Abstract
If the light scattering by transparent spheres is calculated according to geometrical optics a large part of the scattered flux falls within a cone of half-angle |m - 1| radians around the forward direction, where m is the refractive index of the sphere relative to the surrounding medium. For many purposes it is this light which is of principal interest.
If I(θ) is the intensity scattered at angle theta and ΔE(θ) the flux scattered within this angle, the light externally reflected (I1) and that transmitted without internal reflection (I2) normally predominate in the forward-scattered light. For 0.75 ⩽ m ⩽ 2 graphical methods of obtaining I1 and I2, and ΔE1 and ΔE2, are given: this is made possible by plotting I1, I2, and ΔE1, ΔE2, against functions of single variables which themselves depend on m and θ. For light internally reflected once (I3) or twice (I4) analytical expressions are not given, but the values over which they range are indicated. Light internally reflected more than twice is shown to be negligible.

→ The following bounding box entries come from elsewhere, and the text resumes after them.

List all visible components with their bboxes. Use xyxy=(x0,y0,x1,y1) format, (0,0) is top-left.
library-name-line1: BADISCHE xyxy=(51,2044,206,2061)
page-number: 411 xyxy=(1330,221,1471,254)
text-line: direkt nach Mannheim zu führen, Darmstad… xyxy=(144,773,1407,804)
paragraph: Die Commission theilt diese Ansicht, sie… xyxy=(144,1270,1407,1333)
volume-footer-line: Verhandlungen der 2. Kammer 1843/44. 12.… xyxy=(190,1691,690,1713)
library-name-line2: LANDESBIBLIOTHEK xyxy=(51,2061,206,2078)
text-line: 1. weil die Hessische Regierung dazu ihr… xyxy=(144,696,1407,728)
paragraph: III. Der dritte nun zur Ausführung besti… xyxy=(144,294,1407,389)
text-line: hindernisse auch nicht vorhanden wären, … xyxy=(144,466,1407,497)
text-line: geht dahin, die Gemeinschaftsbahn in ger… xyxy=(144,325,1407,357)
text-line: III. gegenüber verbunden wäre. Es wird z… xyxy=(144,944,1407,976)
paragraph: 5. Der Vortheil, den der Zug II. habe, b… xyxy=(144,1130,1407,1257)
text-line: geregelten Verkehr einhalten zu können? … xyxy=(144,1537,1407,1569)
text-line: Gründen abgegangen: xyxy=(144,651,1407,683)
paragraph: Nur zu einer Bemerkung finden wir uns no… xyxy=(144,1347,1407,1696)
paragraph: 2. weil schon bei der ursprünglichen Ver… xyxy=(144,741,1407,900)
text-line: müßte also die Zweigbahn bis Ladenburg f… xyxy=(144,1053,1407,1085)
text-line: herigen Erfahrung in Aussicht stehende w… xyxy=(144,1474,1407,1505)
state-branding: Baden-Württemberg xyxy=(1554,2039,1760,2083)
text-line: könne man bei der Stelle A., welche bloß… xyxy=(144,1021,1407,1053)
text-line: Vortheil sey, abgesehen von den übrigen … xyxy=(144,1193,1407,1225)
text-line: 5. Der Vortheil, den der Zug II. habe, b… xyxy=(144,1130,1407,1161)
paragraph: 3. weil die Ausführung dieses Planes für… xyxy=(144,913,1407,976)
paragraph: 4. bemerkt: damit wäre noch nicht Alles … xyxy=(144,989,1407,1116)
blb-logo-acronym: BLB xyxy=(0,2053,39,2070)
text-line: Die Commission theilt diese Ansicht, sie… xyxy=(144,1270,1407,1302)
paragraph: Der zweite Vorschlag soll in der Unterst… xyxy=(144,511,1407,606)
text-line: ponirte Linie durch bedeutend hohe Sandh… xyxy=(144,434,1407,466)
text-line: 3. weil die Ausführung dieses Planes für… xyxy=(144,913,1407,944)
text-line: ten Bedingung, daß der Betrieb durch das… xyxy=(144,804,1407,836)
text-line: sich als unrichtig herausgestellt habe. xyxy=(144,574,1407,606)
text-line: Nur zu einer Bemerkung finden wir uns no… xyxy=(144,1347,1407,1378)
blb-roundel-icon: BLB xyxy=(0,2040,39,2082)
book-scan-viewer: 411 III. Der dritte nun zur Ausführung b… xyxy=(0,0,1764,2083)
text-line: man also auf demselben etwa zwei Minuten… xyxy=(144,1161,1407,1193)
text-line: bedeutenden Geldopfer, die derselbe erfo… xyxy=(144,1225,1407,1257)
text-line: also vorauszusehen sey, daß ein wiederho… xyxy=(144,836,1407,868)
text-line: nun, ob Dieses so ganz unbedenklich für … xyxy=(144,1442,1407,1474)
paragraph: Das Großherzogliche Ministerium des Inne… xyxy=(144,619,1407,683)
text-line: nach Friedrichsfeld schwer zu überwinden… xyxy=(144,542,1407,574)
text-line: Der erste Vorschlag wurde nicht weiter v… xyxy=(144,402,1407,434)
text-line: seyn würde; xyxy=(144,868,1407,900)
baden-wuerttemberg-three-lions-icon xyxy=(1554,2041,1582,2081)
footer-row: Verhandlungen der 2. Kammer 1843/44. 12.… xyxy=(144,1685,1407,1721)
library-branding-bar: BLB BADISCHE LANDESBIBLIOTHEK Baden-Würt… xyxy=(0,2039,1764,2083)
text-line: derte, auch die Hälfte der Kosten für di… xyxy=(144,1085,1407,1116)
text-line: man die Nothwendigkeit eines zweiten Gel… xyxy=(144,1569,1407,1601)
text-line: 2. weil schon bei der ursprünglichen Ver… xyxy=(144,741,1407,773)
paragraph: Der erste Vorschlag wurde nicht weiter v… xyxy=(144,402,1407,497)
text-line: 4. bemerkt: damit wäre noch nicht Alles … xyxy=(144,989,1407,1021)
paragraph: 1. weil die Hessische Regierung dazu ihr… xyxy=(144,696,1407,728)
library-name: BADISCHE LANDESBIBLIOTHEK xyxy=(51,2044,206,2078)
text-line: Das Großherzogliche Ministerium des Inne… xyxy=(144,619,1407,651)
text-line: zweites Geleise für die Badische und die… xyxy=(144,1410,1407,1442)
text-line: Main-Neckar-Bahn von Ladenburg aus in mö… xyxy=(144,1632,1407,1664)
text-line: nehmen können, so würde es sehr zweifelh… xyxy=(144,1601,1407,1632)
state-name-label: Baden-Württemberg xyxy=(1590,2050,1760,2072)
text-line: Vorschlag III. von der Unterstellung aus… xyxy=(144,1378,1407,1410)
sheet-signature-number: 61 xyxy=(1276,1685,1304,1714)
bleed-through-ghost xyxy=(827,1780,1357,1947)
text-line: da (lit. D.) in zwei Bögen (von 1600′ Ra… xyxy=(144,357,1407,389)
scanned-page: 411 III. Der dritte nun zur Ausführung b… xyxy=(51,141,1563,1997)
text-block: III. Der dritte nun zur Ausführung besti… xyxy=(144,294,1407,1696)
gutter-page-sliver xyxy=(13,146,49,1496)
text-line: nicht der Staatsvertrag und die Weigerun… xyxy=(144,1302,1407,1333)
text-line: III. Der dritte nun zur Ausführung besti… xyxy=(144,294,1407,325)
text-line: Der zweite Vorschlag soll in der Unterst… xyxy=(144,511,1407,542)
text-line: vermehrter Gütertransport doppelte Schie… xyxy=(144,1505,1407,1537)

The accuracy obtainable is within about 1% in each case, and the angular range over which approximation is possible increases as |m - 1| increases as long as m < 1.65: if m > 1.65 the range decreases as m increases. For more accurate computation exact expressions for I1 and I2, in terms of m and θ only, are given. Unless m >> 1, I2(θ) >> I(θ) - I2(θ) for small values of θ, and consequently if accurate values of I1 and I2 are combined with approximations to I3 and I4 the overall accuracy is fairly high.
To simplify the computation, from the approximations given, of I and ΔE respectively two tables show the procedures suggested in each case.